Age is verified as part of the KYC process before any withdrawal is processed. Where 9apps discovers or reasonably suspects that a registered account belongs to a person under 21 years of age, the account will be immediately suspended, all gaming activity will be reversed, and any deposited funds will be returned to the original payment method following an administrative review period. The personal data associated with the underage account will be retained only for the minimum period required for regulatory reporting purposes.

9apps reserves the right to update this Privacy Policy from time to time to reflect changes in our data practices, applicable law, or PAGCOR regulatory requirements. Material changes to this Policy — meaning changes that significantly affect your rights or the way we process your data — will be communicated to registered players by email to their registered address no fewer than 14 days prior to the effective date of the amended Policy, except where immediate amendment is required by law.

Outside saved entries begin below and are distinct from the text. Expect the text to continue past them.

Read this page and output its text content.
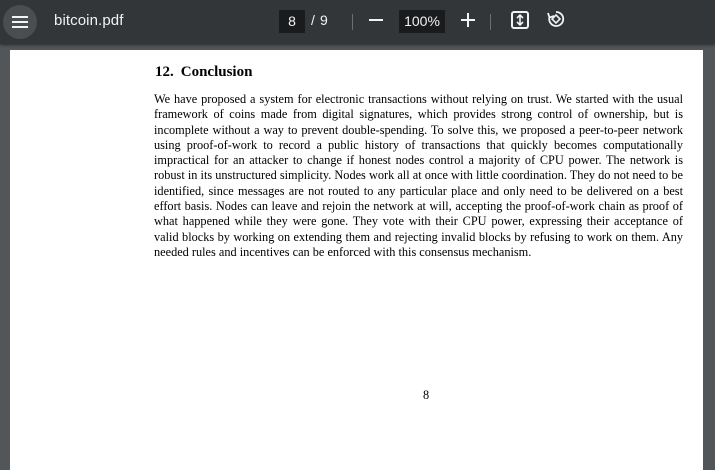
bitcoin.pdf	8	/ 9	100%
12. Conclusion
We have proposed a system for electronic transactions without relying on trust. We started with the usual framework of coins made from digital signatures, which provides strong control of ownership, but is incomplete without a way to prevent double-spending. To solve this, we proposed a peer-to-peer network using proof-of-work to record a public history of transactions that quickly becomes computationally impractical for an attacker to change if honest nodes control a majority of CPU power. The network is robust in its unstructured simplicity. Nodes work all at once with little coordination. They do not need to be identified, since messages are not routed to any particular place and only need to be delivered on a best effort basis. Nodes can leave and rejoin the network at will, accepting the proof-of-work chain as proof of what happened while they were gone. They vote with their CPU power, expressing their acceptance of valid blocks by working on extending them and rejecting invalid blocks by refusing to work on them. Any needed rules and incentives can be enforced with this consensus mechanism.
8
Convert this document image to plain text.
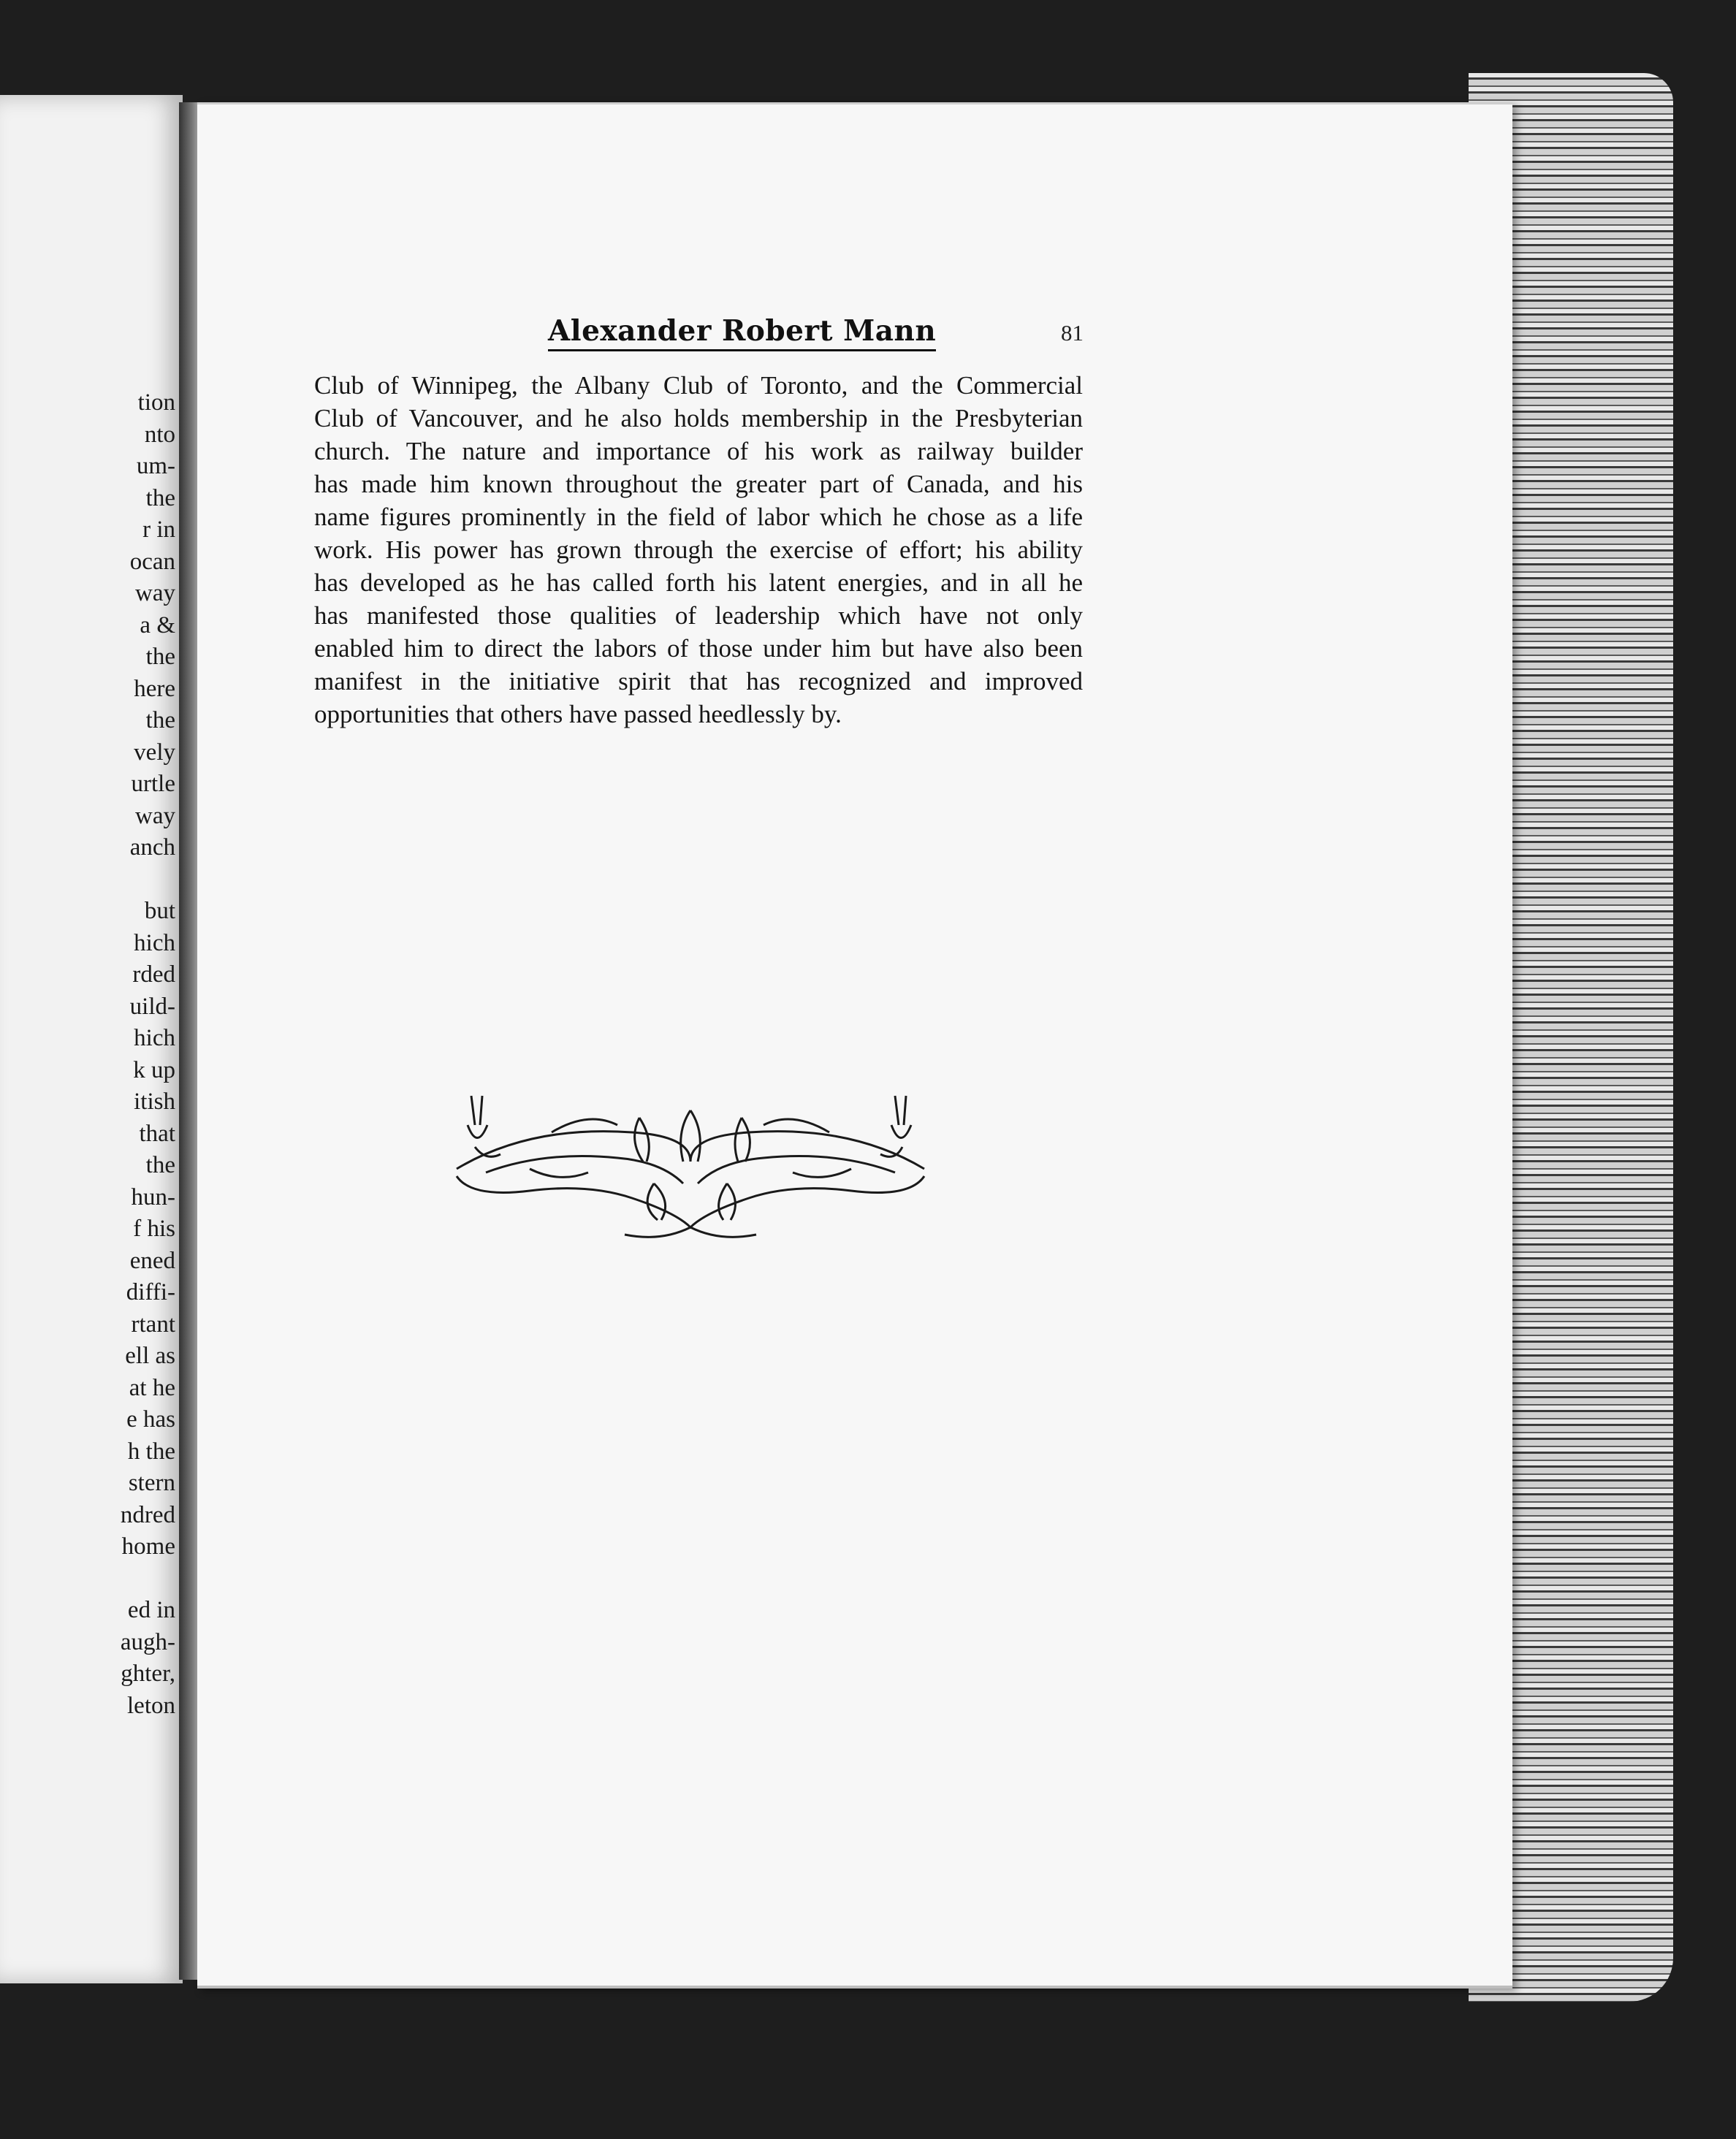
tion
nto
um-
the
r in
ocan
way
a &
the
here
the
vely
urtle
way
anch
but
hich
rded
uild-
hich
k up
itish
that
the
hun-
f his
ened
diffi-
rtant
ell as
at he
e has
h the
stern
ndred
home
ed in
augh-
ghter,
leton
Alexander Robert Mann	81
Club of Winnipeg, the Albany Club of Toronto, and the Commercial
Club of Vancouver, and he also holds membership in the Presbyterian
church. The nature and importance of his work as railway builder
has made him known throughout the greater part of Canada, and his
name figures prominently in the field of labor which he chose as a life
work. His power has grown through the exercise of effort; his ability
has developed as he has called forth his latent energies, and in all he
has manifested those qualities of leadership which have not only
enabled him to direct the labors of those under him but have also been
manifest in the initiative spirit that has recognized and improved
opportunities that others have passed heedlessly by.
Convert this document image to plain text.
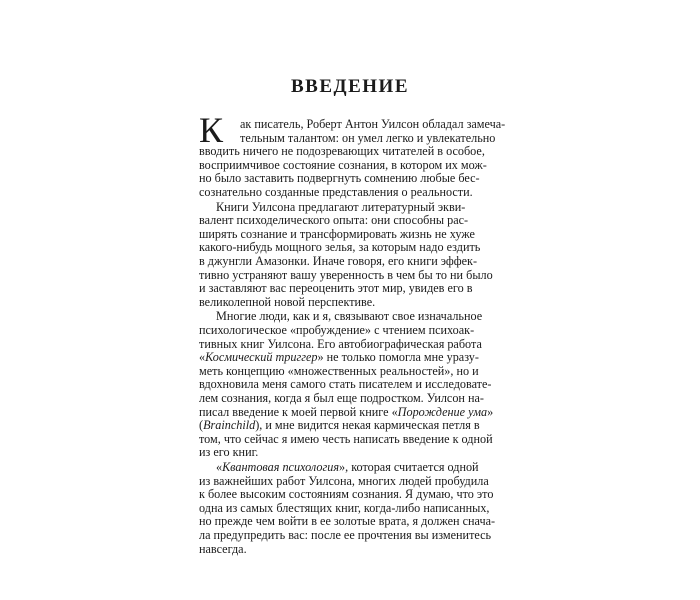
ВВЕДЕНИЕ
К ак писатель, Роберт Антон Уилсон обладал замеча-
тельным талантом: он умел легко и увлекательно
вводить ничего не подозревающих читателей в особое,
восприимчивое состояние сознания, в котором их мож-
но было заставить подвергнуть сомнению любые бес-
сознательно созданные представления о реальности.
Книги Уилсона предлагают литературный экви-
валент психоделического опыта: они способны рас-
ширять сознание и трансформировать жизнь не хуже
какого-нибудь мощного зелья, за которым надо ездить
в джунгли Амазонки. Иначе говоря, его книги эффек-
тивно устраняют вашу уверенность в чем бы то ни было
и заставляют вас переоценить этот мир, увидев его в
великолепной новой перспективе.
Многие люди, как и я, связывают свое изначальное
психологическое «пробуждение» с чтением психоак-
тивных книг Уилсона. Его автобиографическая работа
«Космический триггер» не только помогла мне уразу-
меть концепцию «множественных реальностей», но и
вдохновила меня самого стать писателем и исследовате-
лем сознания, когда я был еще подростком. Уилсон на-
писал введение к моей первой книге «Порождение ума»
(Brainchild), и мне видится некая кармическая петля в
том, что сейчас я имею честь написать введение к одной
из его книг.
«Квантовая психология», которая считается одной
из важнейших работ Уилсона, многих людей пробудила
к более высоким состояниям сознания. Я думаю, что это
одна из самых блестящих книг, когда-либо написанных,
но прежде чем войти в ее золотые врата, я должен снача-
ла предупредить вас: после ее прочтения вы изменитесь
навсегда.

The effective date and last-updated date at the top of this document will be revised with each update. Where changes are material, a summary of key changes will be included in the notification email. Continued use of the 9apps platform after the effective date of any amendment constitutes your acknowledgement of the updated Policy. We recommend reviewing this page periodically to stay informed of any updates.

All privacy-related enquiries, data subject rights requests, and data breach reports should be directed to the 9apps Data Privacy Officer (DPO). The DPO is responsible for overseeing 9apps' compliance with the Philippine Data Privacy Act and this Privacy Policy.

9apps is registered with the National Privacy Commission of the Philippines as required for personal information controllers of the applicable scale. Our NPC registration details are maintained in current status and are available upon request.